J'y avais découvert un pays d'une pauvreté navrante, mais des gens toujours souriants, accueillants, pacifiques et fiers de leur pays. La récolte du riz commençait. Malgré la misère, l'ambiance était à l'optimisme.
Jeudi, la roue a tourné. Une tornade a tué des milliers de Bangladais, détruit ¾ des récoltes, réduit à rien les pauvres habitations de tôle, de bambou ou de pisé.
Le Bangladesh, dont les médias ne parlent qu'en cas de catastrophe naturelle, est revenu à la une de l'actualité. Les ONG spécialisées dans l'aide d'urgence arrivent sur le terrain. Tout est à refaire, et il faudra fournir une aide alimentaire pendant toute la saison si l'on veut éviter une catastrophe humanitaire encore plus grande.
Malheureusement, l'on sait déjà que des catastrophes semblables s'abattront encore sur le pays. Sa situation géographique sur le delta du Gange et du Brahmapoutre, son altitude presque à zéro, l'absence de moyens pour ériger des digues… tout concourt à ce que, réchauffement climatique et montée des eaux obligent, le Bangladesh reviennent encore régulièrement, malgré lui, à la une sur nos écrans.

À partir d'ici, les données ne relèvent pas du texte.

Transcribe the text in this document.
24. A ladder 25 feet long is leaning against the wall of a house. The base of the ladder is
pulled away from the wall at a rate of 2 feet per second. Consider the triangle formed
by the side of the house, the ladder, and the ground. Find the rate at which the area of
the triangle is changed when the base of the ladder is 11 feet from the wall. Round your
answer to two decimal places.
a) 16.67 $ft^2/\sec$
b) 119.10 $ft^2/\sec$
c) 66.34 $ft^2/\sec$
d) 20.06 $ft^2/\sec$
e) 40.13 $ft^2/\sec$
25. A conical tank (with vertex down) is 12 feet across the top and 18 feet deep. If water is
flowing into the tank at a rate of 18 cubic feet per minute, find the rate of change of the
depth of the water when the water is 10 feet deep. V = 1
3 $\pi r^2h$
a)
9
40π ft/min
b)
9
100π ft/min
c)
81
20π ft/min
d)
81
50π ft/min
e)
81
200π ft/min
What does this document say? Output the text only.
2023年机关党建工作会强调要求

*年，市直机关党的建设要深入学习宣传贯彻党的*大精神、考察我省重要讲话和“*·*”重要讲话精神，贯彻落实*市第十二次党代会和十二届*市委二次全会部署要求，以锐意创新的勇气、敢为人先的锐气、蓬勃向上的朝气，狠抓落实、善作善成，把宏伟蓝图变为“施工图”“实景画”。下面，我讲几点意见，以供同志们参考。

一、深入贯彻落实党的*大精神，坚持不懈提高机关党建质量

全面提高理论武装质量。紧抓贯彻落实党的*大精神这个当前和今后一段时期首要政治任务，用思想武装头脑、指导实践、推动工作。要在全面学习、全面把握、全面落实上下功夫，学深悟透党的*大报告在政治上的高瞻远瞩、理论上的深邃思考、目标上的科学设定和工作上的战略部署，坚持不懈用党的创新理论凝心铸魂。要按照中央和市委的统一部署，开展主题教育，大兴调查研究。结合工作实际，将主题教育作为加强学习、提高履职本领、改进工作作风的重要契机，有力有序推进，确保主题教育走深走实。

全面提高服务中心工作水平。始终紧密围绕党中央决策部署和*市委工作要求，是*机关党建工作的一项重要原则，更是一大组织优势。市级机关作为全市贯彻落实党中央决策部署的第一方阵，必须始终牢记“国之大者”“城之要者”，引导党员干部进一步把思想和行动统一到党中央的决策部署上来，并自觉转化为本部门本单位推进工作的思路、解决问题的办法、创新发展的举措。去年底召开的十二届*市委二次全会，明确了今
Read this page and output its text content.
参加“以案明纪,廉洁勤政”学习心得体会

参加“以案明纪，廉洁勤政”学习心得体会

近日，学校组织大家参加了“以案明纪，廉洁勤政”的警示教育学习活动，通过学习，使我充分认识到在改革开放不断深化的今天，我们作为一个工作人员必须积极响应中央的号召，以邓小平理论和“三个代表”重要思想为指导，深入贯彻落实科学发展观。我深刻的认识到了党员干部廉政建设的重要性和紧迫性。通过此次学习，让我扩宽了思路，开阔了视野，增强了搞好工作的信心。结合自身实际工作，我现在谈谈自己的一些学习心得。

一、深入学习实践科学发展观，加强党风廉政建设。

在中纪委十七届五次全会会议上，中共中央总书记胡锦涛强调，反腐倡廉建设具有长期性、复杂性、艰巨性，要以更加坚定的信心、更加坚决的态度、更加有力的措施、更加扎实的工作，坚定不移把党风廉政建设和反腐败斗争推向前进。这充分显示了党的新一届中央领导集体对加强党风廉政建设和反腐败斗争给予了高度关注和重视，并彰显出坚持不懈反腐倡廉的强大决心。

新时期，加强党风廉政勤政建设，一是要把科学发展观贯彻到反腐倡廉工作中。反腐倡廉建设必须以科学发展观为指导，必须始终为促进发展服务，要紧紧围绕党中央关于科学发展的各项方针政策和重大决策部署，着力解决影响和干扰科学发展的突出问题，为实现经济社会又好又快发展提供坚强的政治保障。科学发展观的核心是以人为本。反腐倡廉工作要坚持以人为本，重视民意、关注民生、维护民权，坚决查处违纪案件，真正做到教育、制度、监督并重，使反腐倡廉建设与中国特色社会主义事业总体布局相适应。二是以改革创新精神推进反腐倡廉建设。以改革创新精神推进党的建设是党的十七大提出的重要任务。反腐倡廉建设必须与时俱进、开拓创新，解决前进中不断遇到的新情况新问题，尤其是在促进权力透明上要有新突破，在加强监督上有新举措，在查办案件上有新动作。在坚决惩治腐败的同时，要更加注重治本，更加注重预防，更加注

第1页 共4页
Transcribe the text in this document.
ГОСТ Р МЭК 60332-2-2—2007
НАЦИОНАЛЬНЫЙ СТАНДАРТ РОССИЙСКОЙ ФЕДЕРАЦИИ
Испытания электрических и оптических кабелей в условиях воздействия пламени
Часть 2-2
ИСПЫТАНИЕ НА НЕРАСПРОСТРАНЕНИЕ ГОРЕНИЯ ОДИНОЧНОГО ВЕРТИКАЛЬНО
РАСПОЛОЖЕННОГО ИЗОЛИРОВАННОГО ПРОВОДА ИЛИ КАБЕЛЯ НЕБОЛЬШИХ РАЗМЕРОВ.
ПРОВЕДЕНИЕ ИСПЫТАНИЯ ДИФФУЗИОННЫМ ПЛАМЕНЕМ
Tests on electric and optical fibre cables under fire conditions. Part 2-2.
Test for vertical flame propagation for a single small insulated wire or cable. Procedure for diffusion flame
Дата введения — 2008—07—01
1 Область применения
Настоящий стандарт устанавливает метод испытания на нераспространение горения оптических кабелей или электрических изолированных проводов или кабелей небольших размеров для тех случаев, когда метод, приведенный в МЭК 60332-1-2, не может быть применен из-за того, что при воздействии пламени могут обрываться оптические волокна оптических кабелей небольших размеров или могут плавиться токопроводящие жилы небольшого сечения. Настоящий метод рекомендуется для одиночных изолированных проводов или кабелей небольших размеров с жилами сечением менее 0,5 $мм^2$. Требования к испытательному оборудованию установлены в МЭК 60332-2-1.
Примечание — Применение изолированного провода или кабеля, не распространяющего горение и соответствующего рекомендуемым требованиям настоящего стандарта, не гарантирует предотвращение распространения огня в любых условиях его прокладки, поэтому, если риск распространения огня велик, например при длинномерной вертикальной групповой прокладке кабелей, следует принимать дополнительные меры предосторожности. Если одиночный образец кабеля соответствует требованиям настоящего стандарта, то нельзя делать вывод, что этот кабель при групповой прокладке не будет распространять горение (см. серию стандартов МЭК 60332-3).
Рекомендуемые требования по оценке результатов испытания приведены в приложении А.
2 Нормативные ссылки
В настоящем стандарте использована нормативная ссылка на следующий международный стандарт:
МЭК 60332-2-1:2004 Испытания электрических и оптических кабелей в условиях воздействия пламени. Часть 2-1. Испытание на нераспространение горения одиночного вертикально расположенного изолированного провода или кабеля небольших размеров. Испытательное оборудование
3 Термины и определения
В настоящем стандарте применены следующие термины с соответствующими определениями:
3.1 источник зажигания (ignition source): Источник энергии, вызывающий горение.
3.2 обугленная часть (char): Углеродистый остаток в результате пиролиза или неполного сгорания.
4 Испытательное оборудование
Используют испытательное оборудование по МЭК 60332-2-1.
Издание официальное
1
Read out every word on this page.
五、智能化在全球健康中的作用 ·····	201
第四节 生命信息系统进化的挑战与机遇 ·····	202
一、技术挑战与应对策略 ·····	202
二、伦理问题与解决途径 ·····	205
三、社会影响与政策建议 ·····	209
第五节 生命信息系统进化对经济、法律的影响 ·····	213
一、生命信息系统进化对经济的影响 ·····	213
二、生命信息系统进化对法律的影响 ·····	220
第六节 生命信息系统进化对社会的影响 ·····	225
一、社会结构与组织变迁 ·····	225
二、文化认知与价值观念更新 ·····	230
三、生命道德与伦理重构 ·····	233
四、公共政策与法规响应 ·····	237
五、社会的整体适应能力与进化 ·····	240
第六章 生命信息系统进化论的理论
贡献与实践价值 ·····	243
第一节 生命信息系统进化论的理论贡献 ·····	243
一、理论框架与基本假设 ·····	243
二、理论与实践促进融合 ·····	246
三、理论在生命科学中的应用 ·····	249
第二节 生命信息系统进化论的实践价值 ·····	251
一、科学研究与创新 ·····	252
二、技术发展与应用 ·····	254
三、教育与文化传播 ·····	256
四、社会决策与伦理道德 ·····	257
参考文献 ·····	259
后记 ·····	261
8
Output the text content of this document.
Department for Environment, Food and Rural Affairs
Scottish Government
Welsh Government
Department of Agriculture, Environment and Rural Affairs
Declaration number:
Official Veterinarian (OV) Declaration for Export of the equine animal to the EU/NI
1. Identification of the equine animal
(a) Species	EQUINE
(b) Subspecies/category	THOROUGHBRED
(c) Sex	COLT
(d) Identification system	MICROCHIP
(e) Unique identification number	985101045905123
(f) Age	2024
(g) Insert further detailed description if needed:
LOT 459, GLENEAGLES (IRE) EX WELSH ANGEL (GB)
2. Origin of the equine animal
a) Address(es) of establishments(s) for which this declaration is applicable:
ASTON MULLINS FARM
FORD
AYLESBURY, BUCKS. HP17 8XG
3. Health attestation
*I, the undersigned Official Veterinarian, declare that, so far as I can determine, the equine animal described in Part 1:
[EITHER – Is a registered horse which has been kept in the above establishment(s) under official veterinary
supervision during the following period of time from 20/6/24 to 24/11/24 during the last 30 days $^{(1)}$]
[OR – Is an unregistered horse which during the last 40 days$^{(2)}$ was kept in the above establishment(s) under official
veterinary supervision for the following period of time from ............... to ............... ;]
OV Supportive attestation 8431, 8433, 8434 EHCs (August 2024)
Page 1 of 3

Aujourd'hui, je pense, avec inquiétude, à tous ceux que nous avons rencontrés sur place. Que sont-ils devenus? Ont-ils été touchés par la tempête? Leur bétail, leurs champs, leurs "maisons" ont-ils résisté? Impossible à savoir! Sinon, peut-être, par l'intermédiaire de Willem, le seul Belge qui travaille pour la fondation Damien au Bangladesh, impossible à joindre pour l'instant.
J'aurais aimé ne garder du pays qu'une image de gens tournés vers l'avenir, confiants. de saris colorés, d'enfants souriants. L'actualité me laisse un arrière-goût amer.